El piso de mi abuela está en un quinto sin ascensor. Por lo que los días cálidos de Mayo, cuando ya están a punto de terminar las clases, llego jadeando y empapado de sudor a su puerta. Una visión en las antípodas de la que ofrece Marta, la vecina del sexto, cuando al cruzarnos en el descansillo solo lleva un piso cuesta abajo cargado en sus pies. Hoy no es distinto. De pie sobre el peldaño anterior al rellano, puedo estudiarla.

 

Subiendo lentamente la mirada, descubro unas piernas largas y trabajadas por el running. Y siempre me ha vuelto loco el lunar incrustado en la parte inferior de la rodilla, que parece estar esperando un beso tierno, cariñoso. Sigo examinándola desde mi posición, y siguiendo su vestido verde llego a la siguiente parada: el generoso escote. Marta tiene la mejor piel que he visto en mi vida, y con diferencia. Es de tez bronceada, uniforme, un poco gastada por el paso de los años, y manchada de pecas. Y en el escote se comienzan a observar las primeras arrugas, en parte provocadas por el peso de sus senos, voluminosos. Calculé: debe gastar una 100. Y todo en un instante. Doy el último paso y me subo al rellano donde se encuentra ella. Sonrío, hola, con la tranquilidad que me caracteriza. Poso mi mano sobre su hombro mientras agacho un poco la cabeza para besarnos dos veces, una en cada mejilla, a forma de saludo. Hola, ella siempre es más efusiva.

 

Me puedo maravillar con su cuerpo atlético, pero su rostro me enamora. Si la piel está manchada de pecas, la cara parece el cielo de verano. Y la larga maraña de cabellos rojizos, rizados, solo acentúa más el aspecto fogoso que provoca tantos y tantos suspiros en el barrio. Y los míos tienen una mención especial.

 

- ¿Ya estás libre por hoy? - se refiere a la universidad -. ¿O das clases esta tarde?

 

- No, hoy no.

 

- Ah, sí, que hoy es jueves – sabe mis horarios de memoria -. ¿Y qué haces esta tarde?

 

- Pues… Tengo que estudiar… Y… - titubeé, provocando una sonrisa en sus labios -. Tengo una cita. Con Laura.

 

- Al final te has decidido – puedo observar su cara de sorpresa -. No, si al final se nos ha espabilado, el niño – ríe, pero no puede evitar fruncir el ceño. No me lo puedo creer: Marta se ha puesto celosa -. Pues nada, guapo, yo bajo a comprar algunas cosas – y se aleja por las escaleras con su particular andar, moviendo el trasero de manera exagerada, de un lado a otro.

 

Me muerdo los labios observando ese culo que desafía las leyes de la gravedad.
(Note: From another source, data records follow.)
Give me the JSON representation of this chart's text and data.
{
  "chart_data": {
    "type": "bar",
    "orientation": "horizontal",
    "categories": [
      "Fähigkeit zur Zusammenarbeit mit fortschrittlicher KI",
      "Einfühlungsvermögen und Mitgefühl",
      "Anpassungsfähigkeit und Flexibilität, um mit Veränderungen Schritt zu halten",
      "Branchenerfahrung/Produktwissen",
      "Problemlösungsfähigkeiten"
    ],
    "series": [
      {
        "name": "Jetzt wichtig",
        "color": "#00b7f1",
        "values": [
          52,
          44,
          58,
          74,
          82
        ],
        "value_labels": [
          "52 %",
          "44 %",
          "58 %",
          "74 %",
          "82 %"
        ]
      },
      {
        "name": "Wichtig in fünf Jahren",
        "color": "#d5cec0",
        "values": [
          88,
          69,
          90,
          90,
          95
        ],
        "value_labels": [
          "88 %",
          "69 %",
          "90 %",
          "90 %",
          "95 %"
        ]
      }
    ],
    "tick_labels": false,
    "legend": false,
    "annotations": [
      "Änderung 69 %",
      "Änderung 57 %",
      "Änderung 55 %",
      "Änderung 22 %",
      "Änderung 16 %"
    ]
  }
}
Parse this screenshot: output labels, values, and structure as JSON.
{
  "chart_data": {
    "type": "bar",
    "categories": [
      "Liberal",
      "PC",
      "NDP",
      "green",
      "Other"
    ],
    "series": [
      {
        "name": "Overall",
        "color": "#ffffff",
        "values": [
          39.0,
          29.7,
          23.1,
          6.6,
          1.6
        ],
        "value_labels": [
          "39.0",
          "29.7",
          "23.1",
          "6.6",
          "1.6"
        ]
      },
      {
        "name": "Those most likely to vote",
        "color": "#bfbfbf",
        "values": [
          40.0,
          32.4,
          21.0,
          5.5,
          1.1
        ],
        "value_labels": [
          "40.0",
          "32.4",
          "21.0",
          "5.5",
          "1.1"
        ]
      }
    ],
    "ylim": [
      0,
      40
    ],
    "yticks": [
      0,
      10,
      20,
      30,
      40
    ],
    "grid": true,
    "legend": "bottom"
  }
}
Busco a tientas las llaves en mi mochila, y ella me mira de reojo. El corazón me da un vuelco: ¡Me ha visto con toda mi cara de salido! Sonríe pícara y sigue bajando. Yo, más confuso que un pulpo en un garaje, entro en el apartamento, donde mi abuela me recibe con una sonrisa. Pero no puedo olvidar lo sucedido en el rellano.

 

 

 

La tarde sigue su curso monótona, sin menor sobresalto que el ruido de las máquinas, que trabajan fuera, reparando la calzada. Y el ocasional bullicio de los bares. Yo no me puedo concentrar en la faena, pienso en la cita con Laura hoy a las ocho, pero también en Marta, y la sonrisa pícara que me ha regalado hoy. Y la de ayer. Pequeñas piezas de un rompecabezas que no cobran sentido hasta que tienes muchas y encajan. Me levanto de mi escritorio y aunque aún es pronto, comienzo a arreglarme.

 

Me visto con mi camisa kaki de abercrombie, y unos tejanos azul marino. Estoy nervioso frente al espejo, peinando mi rebelde barba rubia. No tengo mucho más cabello con el que preocuparme, siempre me rapo al uno en la cabeza: mi barba es más larga que mi pelo. Mi tez es bastante pálida, así que las pecas en el rostro destacan más que en otras personas. Finalmente acerco mi cara al espejo y me miro directamente a mis grandes ojos azules, tengo un aspecto nórdico, soy guapo, me repito. A pesar de todo, siempre guardo humildad. Pero para lo que estoy a punto de intentar no necesito humildad, sino confianza.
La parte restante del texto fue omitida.